In attempting to apply context to this Ole Miss football program and its success under Hugh Freeze, it's increasingly difficult to avoid references to John Vaught. In terms of win percentage, success against other top teams, SEC relevance, and complete program turnaround, Freeze and Vaught are the two Ole Miss coaches who stand alone. Mentioning Vaught might induce a cringe or two -- Ole Miss fans are often chided for living in the past. But after climbing into the top 5 two years in a row -- currently sitting at second place in the SEC -- with a Sugar Bowl on the way, what other frame of reference do we have?

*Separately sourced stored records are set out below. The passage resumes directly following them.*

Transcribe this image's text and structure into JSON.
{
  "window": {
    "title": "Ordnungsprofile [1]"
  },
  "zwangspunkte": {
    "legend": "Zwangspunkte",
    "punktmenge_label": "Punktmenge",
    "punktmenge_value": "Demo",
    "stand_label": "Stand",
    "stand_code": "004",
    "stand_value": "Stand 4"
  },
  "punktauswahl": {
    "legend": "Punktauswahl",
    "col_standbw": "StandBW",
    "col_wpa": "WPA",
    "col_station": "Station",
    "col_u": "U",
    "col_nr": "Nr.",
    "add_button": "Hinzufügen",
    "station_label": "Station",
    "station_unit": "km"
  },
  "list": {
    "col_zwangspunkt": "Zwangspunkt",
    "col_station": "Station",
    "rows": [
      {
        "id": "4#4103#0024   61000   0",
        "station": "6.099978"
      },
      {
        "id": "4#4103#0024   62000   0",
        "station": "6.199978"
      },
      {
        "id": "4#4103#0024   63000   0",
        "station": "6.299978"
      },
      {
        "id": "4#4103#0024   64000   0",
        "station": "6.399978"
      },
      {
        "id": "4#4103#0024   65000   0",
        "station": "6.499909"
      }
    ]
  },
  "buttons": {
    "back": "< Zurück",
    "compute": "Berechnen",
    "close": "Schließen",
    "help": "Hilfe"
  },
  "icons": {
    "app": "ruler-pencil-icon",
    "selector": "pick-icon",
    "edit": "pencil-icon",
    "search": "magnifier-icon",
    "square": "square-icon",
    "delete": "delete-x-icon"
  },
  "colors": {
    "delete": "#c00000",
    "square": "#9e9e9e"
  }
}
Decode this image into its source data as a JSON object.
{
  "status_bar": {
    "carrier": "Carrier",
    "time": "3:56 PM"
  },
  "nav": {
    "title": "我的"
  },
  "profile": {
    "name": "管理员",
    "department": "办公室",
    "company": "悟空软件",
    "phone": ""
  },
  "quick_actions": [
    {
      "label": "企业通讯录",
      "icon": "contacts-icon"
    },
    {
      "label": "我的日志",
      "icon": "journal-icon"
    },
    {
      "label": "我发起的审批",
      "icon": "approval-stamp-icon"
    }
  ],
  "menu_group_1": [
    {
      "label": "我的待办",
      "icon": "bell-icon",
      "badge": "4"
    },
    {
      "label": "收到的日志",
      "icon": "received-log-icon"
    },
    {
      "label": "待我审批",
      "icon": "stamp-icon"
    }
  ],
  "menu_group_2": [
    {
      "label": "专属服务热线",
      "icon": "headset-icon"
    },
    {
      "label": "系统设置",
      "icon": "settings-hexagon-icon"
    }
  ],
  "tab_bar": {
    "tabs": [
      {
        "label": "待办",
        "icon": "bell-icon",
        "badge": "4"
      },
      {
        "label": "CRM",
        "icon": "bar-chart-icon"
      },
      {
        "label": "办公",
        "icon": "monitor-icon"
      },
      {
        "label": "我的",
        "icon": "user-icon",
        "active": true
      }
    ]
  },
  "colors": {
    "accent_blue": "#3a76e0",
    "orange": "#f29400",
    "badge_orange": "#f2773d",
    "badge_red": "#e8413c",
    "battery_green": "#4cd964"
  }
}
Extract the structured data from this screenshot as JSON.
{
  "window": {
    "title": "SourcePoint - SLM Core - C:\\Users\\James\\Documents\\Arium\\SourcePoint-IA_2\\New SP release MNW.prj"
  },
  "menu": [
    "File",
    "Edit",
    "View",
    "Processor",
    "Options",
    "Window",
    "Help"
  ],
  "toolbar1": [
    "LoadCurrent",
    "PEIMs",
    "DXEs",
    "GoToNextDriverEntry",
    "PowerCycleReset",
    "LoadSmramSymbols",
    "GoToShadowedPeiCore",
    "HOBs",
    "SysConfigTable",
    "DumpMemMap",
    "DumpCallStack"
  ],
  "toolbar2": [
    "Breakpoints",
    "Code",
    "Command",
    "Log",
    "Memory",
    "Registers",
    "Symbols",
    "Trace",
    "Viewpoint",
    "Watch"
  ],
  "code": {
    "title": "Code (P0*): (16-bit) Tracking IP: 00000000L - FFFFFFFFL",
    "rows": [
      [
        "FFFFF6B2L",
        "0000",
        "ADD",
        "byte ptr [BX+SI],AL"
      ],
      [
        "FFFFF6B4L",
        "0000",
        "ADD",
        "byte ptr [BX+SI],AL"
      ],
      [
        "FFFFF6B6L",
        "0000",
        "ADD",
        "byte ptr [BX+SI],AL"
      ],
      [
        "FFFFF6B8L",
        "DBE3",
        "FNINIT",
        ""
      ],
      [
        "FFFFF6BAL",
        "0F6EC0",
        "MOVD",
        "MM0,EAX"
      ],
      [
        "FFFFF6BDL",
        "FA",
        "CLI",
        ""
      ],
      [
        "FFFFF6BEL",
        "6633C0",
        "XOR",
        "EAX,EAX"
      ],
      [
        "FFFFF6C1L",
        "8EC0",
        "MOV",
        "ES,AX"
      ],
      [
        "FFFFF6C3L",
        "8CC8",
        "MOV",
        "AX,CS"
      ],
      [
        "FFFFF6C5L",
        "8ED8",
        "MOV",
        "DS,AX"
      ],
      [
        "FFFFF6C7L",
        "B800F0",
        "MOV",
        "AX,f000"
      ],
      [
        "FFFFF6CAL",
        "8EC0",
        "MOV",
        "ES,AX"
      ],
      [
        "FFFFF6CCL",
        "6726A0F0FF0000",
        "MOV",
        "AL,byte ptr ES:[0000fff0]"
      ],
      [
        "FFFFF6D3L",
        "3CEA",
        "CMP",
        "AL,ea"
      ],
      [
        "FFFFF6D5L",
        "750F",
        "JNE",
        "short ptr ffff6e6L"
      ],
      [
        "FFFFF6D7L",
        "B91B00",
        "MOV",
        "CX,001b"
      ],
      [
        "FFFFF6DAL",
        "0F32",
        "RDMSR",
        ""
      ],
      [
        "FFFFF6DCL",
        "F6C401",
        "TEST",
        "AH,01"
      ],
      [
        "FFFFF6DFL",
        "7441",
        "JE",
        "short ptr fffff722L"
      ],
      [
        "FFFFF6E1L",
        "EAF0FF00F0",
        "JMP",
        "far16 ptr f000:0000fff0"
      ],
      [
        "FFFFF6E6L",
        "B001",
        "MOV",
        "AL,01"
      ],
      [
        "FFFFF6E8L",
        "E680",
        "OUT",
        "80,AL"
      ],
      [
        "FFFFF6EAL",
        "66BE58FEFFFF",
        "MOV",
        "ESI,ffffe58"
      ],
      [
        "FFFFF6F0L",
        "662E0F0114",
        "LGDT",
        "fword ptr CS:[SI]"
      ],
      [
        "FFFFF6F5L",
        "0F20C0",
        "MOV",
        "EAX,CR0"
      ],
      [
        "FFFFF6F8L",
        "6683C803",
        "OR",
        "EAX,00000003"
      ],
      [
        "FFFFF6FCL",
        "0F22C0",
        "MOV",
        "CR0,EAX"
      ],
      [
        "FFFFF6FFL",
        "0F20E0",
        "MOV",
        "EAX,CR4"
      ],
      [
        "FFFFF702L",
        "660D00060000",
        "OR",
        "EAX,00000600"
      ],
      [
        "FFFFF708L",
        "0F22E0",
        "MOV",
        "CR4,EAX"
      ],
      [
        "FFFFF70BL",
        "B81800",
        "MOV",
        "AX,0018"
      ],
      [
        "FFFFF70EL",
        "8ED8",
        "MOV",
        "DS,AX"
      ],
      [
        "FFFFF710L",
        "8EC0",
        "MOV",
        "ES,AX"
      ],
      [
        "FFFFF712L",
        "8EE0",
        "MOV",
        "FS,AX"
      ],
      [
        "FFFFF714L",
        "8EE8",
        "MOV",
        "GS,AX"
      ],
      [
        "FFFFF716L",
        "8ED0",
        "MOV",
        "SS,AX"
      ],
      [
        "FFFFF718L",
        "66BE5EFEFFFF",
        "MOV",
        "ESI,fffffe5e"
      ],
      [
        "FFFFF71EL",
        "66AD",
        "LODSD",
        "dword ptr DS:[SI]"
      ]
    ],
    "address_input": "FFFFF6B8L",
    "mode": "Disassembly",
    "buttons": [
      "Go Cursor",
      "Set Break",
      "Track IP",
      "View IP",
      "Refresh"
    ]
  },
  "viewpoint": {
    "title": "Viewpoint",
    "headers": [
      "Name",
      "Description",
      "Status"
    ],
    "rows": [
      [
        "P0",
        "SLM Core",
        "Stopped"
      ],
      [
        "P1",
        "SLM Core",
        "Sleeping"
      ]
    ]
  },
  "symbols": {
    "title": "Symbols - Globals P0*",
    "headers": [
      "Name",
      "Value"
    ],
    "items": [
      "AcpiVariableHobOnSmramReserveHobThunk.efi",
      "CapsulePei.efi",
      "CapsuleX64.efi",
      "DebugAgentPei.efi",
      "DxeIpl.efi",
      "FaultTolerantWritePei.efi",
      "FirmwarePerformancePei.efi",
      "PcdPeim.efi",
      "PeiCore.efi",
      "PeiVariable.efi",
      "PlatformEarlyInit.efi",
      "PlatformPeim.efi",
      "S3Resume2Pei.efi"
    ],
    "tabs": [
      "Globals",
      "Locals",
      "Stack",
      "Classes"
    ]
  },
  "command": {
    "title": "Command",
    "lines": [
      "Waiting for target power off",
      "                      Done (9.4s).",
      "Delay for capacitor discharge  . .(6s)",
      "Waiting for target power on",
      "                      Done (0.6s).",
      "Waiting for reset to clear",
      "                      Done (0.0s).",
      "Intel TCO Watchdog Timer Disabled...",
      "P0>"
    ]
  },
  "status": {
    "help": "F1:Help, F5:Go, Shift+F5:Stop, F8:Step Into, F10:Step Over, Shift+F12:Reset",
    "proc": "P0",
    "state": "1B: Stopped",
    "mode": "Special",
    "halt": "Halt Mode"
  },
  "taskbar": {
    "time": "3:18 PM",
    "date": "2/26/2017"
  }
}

And really, losses to Memphis and Treadwell passes aside, we almost do Freeze a disservice by comparing him to Vaught. Vaught was a legend, but coached in a different time. Football games weren't on television, you could sign as many damn kids as you felt like (just so your neighbor wouldn't have them), and the SEC was still fighting an embarrassing battle against integration. Freeze's success has come at a time when it's probably more difficult than ever to build a program and have success as a non-traditional powerhouse.
Of course, I mention Vaught in the first place because Vaught was the first, last, and only Ole Miss coach to lead the Rebels to the Sugar Bowl. Something I wasn't aware of until I researched for this article... Vaught earned EIGHT Sugar Bowl berths.
The Sugar Bowl is of course important and iconic to Southern sports fans for a bevy of reasons. It's the oldest bowl in the real South (the Orange Bowl is older, but is in Miami, blech), it's featured a top ten-ranked SEC team nine of the last 10 years, and is hosted in the South's most unique, historic, and cultured city. And maybe it's the rivalry with LSU, or those eight Vaught-era Sugar Bowls, but it feels as though Ole Miss fans are particularly drawn to the Sugar Bowl, to New Orleans, and even to the state of Louisiana. I've long held the impression that to MSU fans, Alabama was their sister state (NTTAWWT), while Ole Miss fans were more partial to Louisiana and Tennessee. So returning, after a 45 year absence, to Southern football's biggest stage, can't be understated. It was a goal that Ed Orgeron dared to set, but couldn't begin to reach, and one to which Houston Nutt dared not even aspire. And now, here we are.